A third strand of this project therefore uses permit applications and other regulatory notices as a source of information about changing practices, research orientations, and social networks within conservation biology. For the most recent period, these notices are available in electronic form that can be automatically processed to extract meaningful patterns, such as the geographical distribution of researchers and field sites, the species and taxa that have received the most attention, and the kind of research methods that have been proposed. In combination with the qualitative historical work described above, this data allows for quantitative measures of the changing character of conservation biology over time.
In sum, this project concerns the ways in which social values and norms come to shape knowledge-making practices. It seeks to show how ethical concerns, embodied in formal systems of rules and regulations, have shaped what it is possible to know, and particularly how enviromental and animal welfare concerns have reoriented the work of field biologists in the past half-century. Among other results, the project has shown how changes within conservation biology were part of a much broader regulatory turn in the governance of science, and how the rise of regulation helped produce a new political self-consciousness among field biologists. Current work is focused on determining the epistemological impact of these shifts, that is, how the goal of biodiversity conservation has shaped what we know about living things and ecosystems, including the complex, politically significant databases of endangered species that have been built since the mid-twentieth century.

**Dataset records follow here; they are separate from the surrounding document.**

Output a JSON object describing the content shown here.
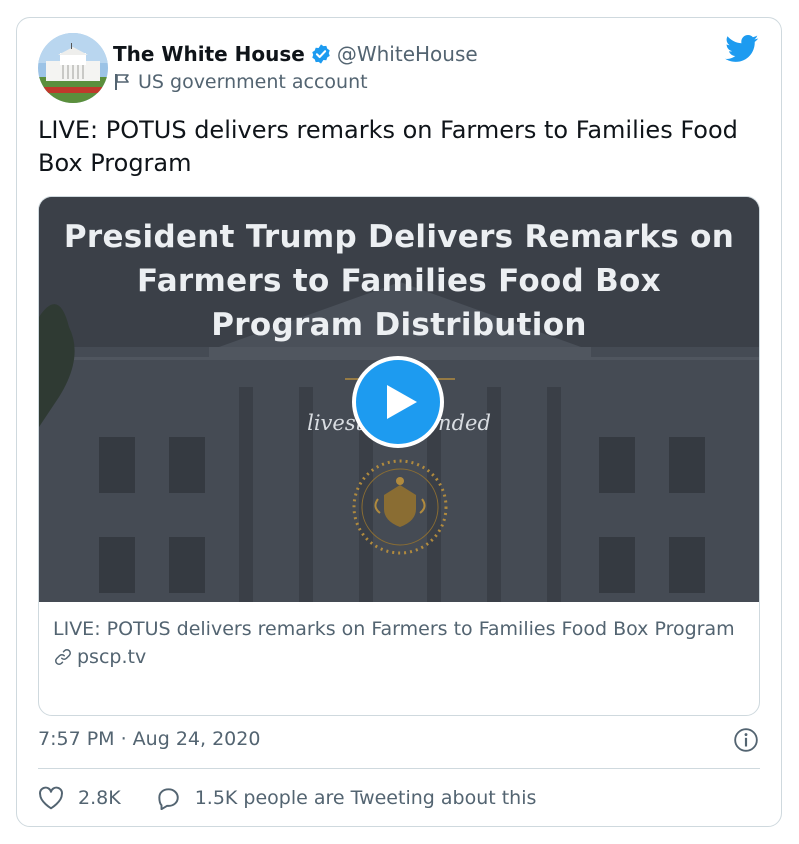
{
  "author": {
    "name": "The White House",
    "handle": "@WhiteHouse",
    "label": "US government account"
  },
  "tweet": {
    "text": "LIVE: POTUS delivers remarks on Farmers to Families Food Box Program",
    "timestamp": "7:57 PM · Aug 24, 2020"
  },
  "card": {
    "media_title": "President Trump Delivers Remarks on Farmers to Families Food Box Program Distribution",
    "media_status": "livestream ended",
    "title": "LIVE: POTUS delivers remarks on Farmers to Families Food Box Program",
    "domain": "pscp.tv"
  },
  "stats": {
    "likes": "2.8K",
    "conversation": "1.5K people are Tweeting about this"
  },
  "colors": {
    "accent": "#1d9bf0",
    "text_secondary": "#536471",
    "border": "#cfd9de"
  },
  "icons": {
    "verified": "verified-badge-icon",
    "label": "flag-icon",
    "brand": "twitter-bird-icon",
    "play": "play-icon",
    "link": "link-icon",
    "info": "info-icon",
    "like": "heart-icon",
    "reply": "speech-bubble-icon"
  }
}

This project has been conducted within the framework of the “Sciences of the Archive” project in Department II of the Max Planck Institute for the History of Science, under the direction of Lorraine Daston, and in close relation to its working group on Endangerment and Its Consequences, led by Fernando Vidal, now at the Autonomous University of Barcelona. Software for extracting and mapping information from regulatory documents has been developed in collaboration with Dirk Wintergrün and the Information Technology team at the Max Planck Institute for the History of Science.